Does the resource need to be mapped in the web.xml file?

Bob

----- Original Message ----- 
From: "Craig R. McClanahan" <cr...@apache.org>
To: <to...@jakarta.apache.org>
Sent: Wednesday, October 03, 2001 11:28 AM
Subject: Re: Open a file?


> 
> 
> On Tue, 2 Oct 2001, Bob Byron wrote:
> 
> > Date: Tue, 2 Oct 2001 22:03:37 -0500
> > From: Bob Byron <bb...@radit.com>
> > Reply-To: tomcat-user@jakarta.apache.org
> > To: tomcat-user@jakarta.apache.org
> > Subject: Open a file?
> >
> > Okay, now I need to open the XML file and I am trying to
> > figure out how to do that.  When I try to open the file "file.xml",
> > Tomcat 4 is trying to open it relative to "Tomcat\4.0\bin", the
> > location of the startup scripts.  I want to know what is the
> > Tomcat centric way of opening a file relative to the webapp
> > that it is running under?  I hope I have phrased the question
> > sufficiently for you to understand what I need to do.  I need
> > a different reference point, one that uses the webapp itself
> > as a base.
> >
> 
> If you have a file "file.xml" in the top-level directory of your web app,
> open it like this:
> 
>   InputStream stream =
> getServletContext().getResourceAsStream("/file.xml");
> 
> This will work on all servlet containers (not just Tomcat).  It will also
> work when your web app is run directly from a WAR file rather than being
> unpacked.
> 
> > Thank You,
> > Bob Byron
> >
> >
> 
> Craig McClanahan
> 

Re: Open a file?

["Craig R. McClanahan" <cr...@apache.org>]

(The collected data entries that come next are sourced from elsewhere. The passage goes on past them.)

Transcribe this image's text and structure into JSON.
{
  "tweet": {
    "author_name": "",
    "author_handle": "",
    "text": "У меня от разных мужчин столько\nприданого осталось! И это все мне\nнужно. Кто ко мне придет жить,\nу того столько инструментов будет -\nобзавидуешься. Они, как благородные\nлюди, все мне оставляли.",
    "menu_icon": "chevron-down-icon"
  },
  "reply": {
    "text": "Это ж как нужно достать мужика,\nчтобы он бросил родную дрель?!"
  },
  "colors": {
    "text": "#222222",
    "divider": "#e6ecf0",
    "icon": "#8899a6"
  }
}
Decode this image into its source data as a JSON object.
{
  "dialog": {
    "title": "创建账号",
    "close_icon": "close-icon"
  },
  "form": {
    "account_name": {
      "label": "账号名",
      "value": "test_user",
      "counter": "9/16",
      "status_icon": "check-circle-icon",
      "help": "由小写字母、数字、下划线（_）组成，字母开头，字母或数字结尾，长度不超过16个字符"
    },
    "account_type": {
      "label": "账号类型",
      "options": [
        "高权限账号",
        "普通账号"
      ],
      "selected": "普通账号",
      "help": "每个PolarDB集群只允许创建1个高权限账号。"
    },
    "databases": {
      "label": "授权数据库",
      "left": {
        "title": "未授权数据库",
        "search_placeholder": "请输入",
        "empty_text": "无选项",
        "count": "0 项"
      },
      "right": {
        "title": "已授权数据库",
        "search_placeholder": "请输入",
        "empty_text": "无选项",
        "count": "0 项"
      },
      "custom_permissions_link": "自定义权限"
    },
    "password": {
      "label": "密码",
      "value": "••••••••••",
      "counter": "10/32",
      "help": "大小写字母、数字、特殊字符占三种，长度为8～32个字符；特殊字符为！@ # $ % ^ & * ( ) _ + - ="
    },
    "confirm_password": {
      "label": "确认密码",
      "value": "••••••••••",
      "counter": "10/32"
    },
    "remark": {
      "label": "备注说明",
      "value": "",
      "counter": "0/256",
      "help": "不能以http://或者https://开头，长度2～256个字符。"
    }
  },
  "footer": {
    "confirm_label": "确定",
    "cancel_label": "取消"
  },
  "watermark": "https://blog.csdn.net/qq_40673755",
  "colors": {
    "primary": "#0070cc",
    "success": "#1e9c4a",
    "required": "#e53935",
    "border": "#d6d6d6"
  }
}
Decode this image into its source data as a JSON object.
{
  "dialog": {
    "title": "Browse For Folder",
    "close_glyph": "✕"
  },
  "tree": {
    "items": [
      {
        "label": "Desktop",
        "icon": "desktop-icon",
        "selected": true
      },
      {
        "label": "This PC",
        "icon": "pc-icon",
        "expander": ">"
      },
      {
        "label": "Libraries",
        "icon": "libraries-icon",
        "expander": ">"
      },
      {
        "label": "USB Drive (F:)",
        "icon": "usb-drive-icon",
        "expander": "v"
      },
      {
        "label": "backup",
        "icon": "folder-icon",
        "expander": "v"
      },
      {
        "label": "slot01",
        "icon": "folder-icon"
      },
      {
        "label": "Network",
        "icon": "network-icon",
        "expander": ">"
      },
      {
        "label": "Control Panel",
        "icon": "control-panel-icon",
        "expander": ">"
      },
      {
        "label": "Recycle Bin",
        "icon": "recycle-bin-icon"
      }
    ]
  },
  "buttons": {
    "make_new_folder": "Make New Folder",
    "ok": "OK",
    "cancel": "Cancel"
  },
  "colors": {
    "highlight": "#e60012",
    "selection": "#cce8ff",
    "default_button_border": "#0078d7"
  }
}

On Tue, 2 Oct 2001, Bob Byron wrote:

> Date: Tue, 2 Oct 2001 22:03:37 -0500
> From: Bob Byron <bb...@radit.com>
> Reply-To: tomcat-user@jakarta.apache.org
> To: tomcat-user@jakarta.apache.org
> Subject: Open a file?
>
> Okay, now I need to open the XML file and I am trying to
> figure out how to do that.  When I try to open the file "file.xml",
> Tomcat 4 is trying to open it relative to "Tomcat\4.0\bin", the
> location of the startup scripts.  I want to know what is the
> Tomcat centric way of opening a file relative to the webapp
> that it is running under?  I hope I have phrased the question
> sufficiently for you to understand what I need to do.  I need
> a different reference point, one that uses the webapp itself
> as a base.
>

If you have a file "file.xml" in the top-level directory of your web app,
open it like this:

  InputStream stream =
	getServletContext().getResourceAsStream("/file.xml");

This will work on all servlet containers (not just Tomcat).  It will also
work when your web app is run directly from a WAR file rather than being
unpacked.

> Thank You,
> Bob Byron
>
>

Craig McClanahan